New year, new clarity! Let’s kick off 2024 by unraveling the mysteries of insurance coverage versus patient responsibility in healthcare. Navigating this landscape can be complex, but we’re here to break it down and empower you with knowledge for a healthier and more financially savvy year ahead. Read below as we explain what some of these insurance terms mean.
Deductible-The amount you owe for health care services your insurance plan covers before your plan begins to pay. For example, if your deductible is $1000, your plan won’t pay anything until you’ve met your $1000 deductible for covered health care services. The deductible may not apply to all services.
Embedded Deductible has two components, the individual for each family member and the family deductible. When a family member meets their individual deductible, the plan will begin paying for that member per the plan’s coverage. Once the family deductible is met, all family members will have expenses paid according to the plan even if an individual has not met their own individual deductible.
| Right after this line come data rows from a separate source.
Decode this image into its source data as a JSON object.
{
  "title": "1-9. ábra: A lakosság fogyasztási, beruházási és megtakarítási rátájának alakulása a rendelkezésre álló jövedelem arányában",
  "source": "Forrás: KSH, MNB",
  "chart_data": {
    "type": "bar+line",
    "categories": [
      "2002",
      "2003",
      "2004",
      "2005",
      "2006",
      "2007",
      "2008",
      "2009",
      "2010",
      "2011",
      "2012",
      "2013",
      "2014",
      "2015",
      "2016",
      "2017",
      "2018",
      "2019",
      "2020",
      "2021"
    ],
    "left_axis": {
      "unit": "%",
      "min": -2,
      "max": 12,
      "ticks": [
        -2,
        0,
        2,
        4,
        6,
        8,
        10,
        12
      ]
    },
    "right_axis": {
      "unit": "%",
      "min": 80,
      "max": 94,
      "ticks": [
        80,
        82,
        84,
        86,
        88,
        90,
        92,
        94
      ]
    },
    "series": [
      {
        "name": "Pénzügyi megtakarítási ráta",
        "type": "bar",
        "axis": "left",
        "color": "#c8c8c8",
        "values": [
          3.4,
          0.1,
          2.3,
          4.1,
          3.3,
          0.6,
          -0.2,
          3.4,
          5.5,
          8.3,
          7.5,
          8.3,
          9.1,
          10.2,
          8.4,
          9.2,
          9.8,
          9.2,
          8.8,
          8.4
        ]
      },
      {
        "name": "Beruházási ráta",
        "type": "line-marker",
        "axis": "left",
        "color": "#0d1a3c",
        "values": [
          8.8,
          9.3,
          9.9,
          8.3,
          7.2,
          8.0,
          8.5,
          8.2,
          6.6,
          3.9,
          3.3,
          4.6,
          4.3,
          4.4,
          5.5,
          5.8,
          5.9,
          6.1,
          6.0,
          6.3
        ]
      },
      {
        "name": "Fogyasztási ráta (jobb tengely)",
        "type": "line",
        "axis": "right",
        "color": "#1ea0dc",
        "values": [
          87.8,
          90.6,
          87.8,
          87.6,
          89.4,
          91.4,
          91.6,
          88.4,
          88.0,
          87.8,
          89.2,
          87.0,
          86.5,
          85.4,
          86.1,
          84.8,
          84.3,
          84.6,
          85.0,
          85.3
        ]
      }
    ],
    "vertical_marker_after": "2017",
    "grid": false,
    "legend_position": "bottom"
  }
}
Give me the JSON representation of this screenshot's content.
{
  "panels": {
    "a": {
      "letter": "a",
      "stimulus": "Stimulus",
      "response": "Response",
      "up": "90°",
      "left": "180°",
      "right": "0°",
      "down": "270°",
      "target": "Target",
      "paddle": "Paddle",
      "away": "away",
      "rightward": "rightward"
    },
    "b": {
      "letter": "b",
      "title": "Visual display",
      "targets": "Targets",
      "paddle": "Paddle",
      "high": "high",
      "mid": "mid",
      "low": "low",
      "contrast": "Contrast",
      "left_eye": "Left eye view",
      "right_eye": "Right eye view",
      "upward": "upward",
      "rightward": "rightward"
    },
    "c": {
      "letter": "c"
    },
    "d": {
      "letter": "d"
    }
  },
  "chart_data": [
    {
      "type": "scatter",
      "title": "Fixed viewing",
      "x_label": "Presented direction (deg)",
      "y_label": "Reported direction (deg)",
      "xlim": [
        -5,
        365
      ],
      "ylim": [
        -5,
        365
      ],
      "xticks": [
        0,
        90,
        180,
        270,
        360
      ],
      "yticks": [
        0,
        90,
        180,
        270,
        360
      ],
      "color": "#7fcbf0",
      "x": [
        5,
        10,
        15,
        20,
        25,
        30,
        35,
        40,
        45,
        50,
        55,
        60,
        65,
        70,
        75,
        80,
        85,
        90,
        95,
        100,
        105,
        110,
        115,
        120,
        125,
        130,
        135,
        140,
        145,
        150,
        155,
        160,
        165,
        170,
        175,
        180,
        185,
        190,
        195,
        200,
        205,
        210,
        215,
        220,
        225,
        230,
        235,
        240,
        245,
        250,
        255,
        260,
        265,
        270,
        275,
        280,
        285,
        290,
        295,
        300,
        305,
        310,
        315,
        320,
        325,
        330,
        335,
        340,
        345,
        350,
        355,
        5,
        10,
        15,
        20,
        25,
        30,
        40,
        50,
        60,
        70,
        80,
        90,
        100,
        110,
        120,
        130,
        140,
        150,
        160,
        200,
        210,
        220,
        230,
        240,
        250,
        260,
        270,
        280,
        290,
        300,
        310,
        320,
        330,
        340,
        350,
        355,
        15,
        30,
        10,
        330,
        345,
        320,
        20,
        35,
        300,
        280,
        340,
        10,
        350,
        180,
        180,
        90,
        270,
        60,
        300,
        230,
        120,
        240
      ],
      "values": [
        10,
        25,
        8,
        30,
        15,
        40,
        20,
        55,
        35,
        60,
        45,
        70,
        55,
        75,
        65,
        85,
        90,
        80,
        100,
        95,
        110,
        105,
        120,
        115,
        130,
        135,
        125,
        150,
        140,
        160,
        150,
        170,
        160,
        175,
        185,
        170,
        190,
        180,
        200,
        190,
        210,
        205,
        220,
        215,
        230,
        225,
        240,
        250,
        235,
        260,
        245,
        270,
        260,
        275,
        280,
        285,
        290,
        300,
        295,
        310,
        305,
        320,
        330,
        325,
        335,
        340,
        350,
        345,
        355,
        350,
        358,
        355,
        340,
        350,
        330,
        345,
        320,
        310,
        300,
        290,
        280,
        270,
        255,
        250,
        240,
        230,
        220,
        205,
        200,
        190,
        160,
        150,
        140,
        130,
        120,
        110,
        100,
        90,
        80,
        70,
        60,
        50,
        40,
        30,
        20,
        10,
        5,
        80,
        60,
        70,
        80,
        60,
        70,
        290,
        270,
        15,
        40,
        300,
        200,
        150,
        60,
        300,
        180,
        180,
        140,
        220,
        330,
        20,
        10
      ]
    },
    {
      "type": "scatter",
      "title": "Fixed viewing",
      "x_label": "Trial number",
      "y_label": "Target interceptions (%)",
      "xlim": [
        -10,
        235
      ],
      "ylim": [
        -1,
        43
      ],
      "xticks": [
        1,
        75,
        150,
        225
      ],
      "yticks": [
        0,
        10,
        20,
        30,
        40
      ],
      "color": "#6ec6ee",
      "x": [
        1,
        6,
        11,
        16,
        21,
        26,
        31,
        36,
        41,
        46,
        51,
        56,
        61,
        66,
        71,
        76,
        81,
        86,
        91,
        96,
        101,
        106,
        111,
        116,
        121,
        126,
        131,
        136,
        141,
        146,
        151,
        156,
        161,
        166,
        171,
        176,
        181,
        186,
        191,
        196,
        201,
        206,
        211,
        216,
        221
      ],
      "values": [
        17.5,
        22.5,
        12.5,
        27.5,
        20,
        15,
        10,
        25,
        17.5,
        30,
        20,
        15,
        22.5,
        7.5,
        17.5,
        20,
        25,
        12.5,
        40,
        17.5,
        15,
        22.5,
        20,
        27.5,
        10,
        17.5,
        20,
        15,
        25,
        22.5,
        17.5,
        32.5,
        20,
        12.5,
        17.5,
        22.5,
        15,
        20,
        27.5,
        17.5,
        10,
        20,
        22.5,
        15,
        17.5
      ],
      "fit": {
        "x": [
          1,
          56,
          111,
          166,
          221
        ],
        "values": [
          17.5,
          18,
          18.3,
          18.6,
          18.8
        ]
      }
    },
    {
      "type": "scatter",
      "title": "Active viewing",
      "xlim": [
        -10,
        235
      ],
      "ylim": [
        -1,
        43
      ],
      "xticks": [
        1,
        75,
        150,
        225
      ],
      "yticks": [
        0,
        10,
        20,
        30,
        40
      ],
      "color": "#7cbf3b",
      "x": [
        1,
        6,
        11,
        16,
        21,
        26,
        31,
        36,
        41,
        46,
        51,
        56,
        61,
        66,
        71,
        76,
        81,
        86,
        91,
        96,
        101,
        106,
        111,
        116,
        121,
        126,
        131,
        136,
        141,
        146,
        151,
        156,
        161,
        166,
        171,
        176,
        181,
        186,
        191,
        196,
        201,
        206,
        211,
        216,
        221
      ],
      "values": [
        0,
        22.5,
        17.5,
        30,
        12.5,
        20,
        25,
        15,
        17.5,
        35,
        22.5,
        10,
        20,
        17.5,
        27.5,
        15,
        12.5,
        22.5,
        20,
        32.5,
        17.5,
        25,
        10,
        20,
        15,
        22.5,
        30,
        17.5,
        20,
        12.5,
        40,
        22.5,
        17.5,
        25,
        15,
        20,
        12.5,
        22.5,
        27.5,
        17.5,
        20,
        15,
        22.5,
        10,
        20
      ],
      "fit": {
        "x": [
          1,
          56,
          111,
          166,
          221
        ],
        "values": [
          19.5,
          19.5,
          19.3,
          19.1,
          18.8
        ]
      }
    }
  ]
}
Non-Embedded Deductible means there is only one family deductible. All family members’ out of pocket expenses count toward the family deductible and then they are all covered with the health plan’s usual co-pays or coinsurance.
Co-Pay-A fixed amount (for example, $25) you pay for a covered health care service, when you receive the service. The amount can vary by the type of covered health care service.
Co-Insurance-Your share of the costs of a covered health care service, typically after your deductible is met, calculated as a percentage (for example, 20%) of the allowed amount for the service. You pay co-insurance plus any deductibles you owe. For example, if the health insurance or plan’s allowed amount for an office visit is $100 and you’ve met your deductible, your co-insurance payment of 20% would be $20. The health insurance pays the rest of the allowed amount.
Out of Pocket-The most you pay during a policy period (usually a year) before your health insurance or plan begins to pay 100% of your covered services. This limit never includes your premium, balance-billed charges, or health care your health insurance or plan doesn’t cover.
Network-In-network are the facilities, providers and suppliers your health insurer has contracted with to provide health care services If out-of-network, there may be a different or separate deductible and /or co-insurance or co-pay.
*this summary is for informational purposes only, for more details and guidance, please consult with your insurance representative.